La causa ha avuto origine in primavera, quando due aziende Usa – Learning Resources e hand2mind, entrambe produttrici e importatrici di giocattoli e materiale educativo – hanno fatto ricorso sostenendo che l’amministrazione avesse abusato del International Emergency Economic Powers Act del 1977. Quella legge era stata pensata per gestire crisi internazionali limitate, ma Trump l’ha invocata per giustificare un regime tariffario permanente e generalizzato. Il 22 aprile il tribunale distrettuale di Washington ha accolto il primo ricorso, sospendendo la riscossione dei dazi e definendo “non autorizzato” il ricorso a quell’atto assenza di una vera emergenza nazionale. Poche settimane dopo, anche la Court of International Trade ha espresso un parere analogo, accogliendo altri ricorsi presentati dall’importatore di vini V.O.S. Selections e da alcune piccole imprese penalizzate dalle nuove tariffe. La Casa Bianca ha immediatamente impugnato le decisioni. Ma la Corte d’Appello federale, il 30 agosto, ha confermato gran parte delle conclusioni dei giudici inferiori, aprendo la strada all’ultimo grado di giudizio.
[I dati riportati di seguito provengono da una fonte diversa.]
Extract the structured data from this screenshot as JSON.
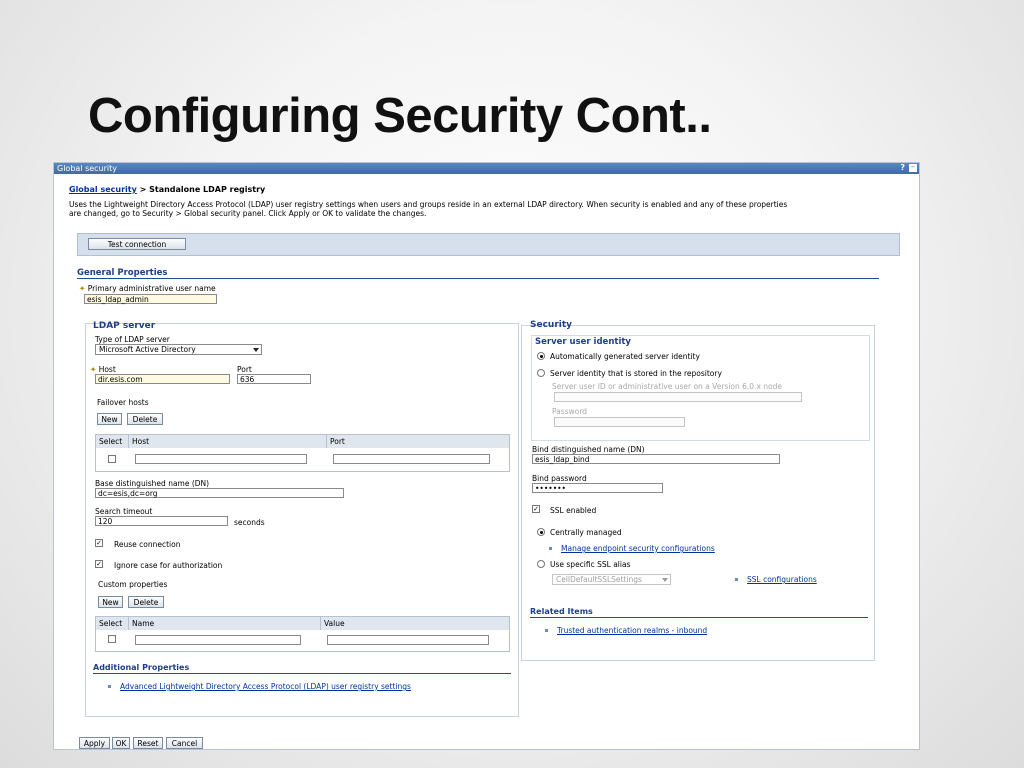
{
  "slide": {
    "title": "Configuring Security Cont.."
  },
  "window": {
    "title": "Global security",
    "help": "?",
    "minimize": "–"
  },
  "breadcrumb": {
    "link": "Global security",
    "separator": ">",
    "current": "Standalone LDAP registry"
  },
  "description": [
    "Uses the Lightweight Directory Access Protocol (LDAP) user registry settings when users and groups reside in an external LDAP directory. When security is enabled and any of these properties",
    "are changed, go to Security > Global security panel. Click Apply or OK to validate the changes."
  ],
  "test_connection_label": "Test connection",
  "general_properties": {
    "heading": "General Properties",
    "primary_admin_label": "Primary administrative user name",
    "primary_admin_value": "esis_ldap_admin"
  },
  "ldap_server": {
    "heading": "LDAP server",
    "type_label": "Type of LDAP server",
    "type_value": "Microsoft Active Directory",
    "host_label": "Host",
    "host_value": "dir.esis.com",
    "port_label": "Port",
    "port_value": "636",
    "failover_label": "Failover hosts",
    "new_label": "New",
    "delete_label": "Delete",
    "failover_columns": [
      "Select",
      "Host",
      "Port"
    ],
    "base_dn_label": "Base distinguished name (DN)",
    "base_dn_value": "dc=esis,dc=org",
    "search_timeout_label": "Search timeout",
    "search_timeout_value": "120",
    "seconds_label": "seconds",
    "reuse_label": "Reuse connection",
    "reuse_checked": true,
    "ignore_case_label": "Ignore case for authorization",
    "ignore_case_checked": true,
    "custom_props_label": "Custom properties",
    "custom_columns": [
      "Select",
      "Name",
      "Value"
    ]
  },
  "additional_properties": {
    "heading": "Additional Properties",
    "link": "Advanced Lightweight Directory Access Protocol (LDAP) user registry settings"
  },
  "security": {
    "heading": "Security",
    "server_identity_heading": "Server user identity",
    "auto_identity_label": "Automatically generated server identity",
    "auto_identity_selected": true,
    "stored_identity_label": "Server identity that is stored in the repository",
    "server_user_id_label": "Server user ID or administrative user on a Version 6.0.x node",
    "password_label": "Password",
    "bind_dn_label": "Bind distinguished name (DN)",
    "bind_dn_value": "esis_ldap_bind",
    "bind_password_label": "Bind password",
    "bind_password_value": "•••••••",
    "ssl_enabled_label": "SSL enabled",
    "ssl_enabled_checked": true,
    "centrally_managed_label": "Centrally managed",
    "centrally_managed_selected": true,
    "manage_endpoint_link": "Manage endpoint security configurations",
    "specific_alias_label": "Use specific SSL alias",
    "ssl_alias_value": "CellDefaultSSLSettings",
    "ssl_config_link": "SSL configurations"
  },
  "related_items": {
    "heading": "Related Items",
    "link": "Trusted authentication realms - inbound"
  },
  "footer_buttons": {
    "apply": "Apply",
    "ok": "OK",
    "reset": "Reset",
    "cancel": "Cancel"
  }
}
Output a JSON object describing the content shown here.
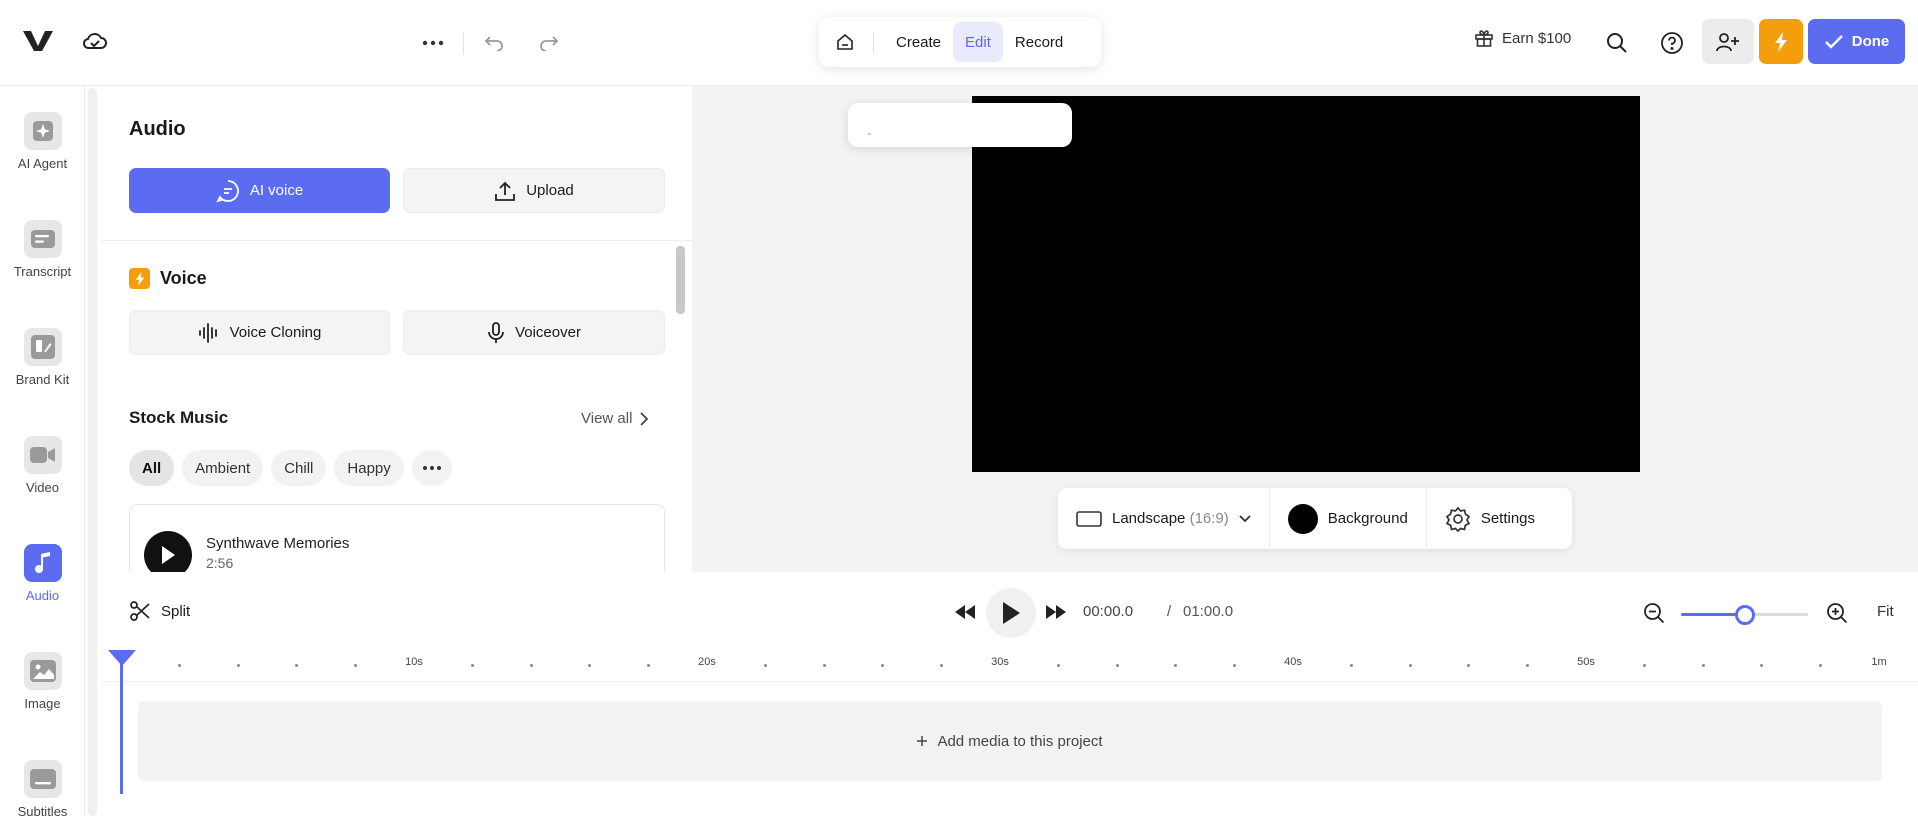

L’udienza di oggi vedrà la prima valutazione nel merito su una misura bandiera di Trump. Secondo la stampa statunitense, nonostante la maggioranza della Corte sia di nomina repubblicana e tre giudici siano stati nominati dallo stesso Trump durante il primo mandato l’esito è apertissimo. Come ha scritto Politico, il caso fa emergere la contraddizione tra due principi cardine del pensiero giuridico conservatore: da un lato l’idea che al presidente spetti la massima discrezionalità in materia di sicurezza nazionale e politica estera, dall’altro la diffidenza della Corte guidata da John Roberts (nominato da George W. Bush) sulle ingerenze del governo nell’economia. Un ruolo chiave potrebbe averlo Brett Kavanaugh, nominato da Trump e figura di confine tra le due correnti: è storicamente favorevole a un’ampia libertà d’azione del presidente in politica estera, ma anche tra i sostenitori della dottrina secondo cui le decisioni esecutive di grande impatto economico devono poggiare su un chiaro mandato del Congresso.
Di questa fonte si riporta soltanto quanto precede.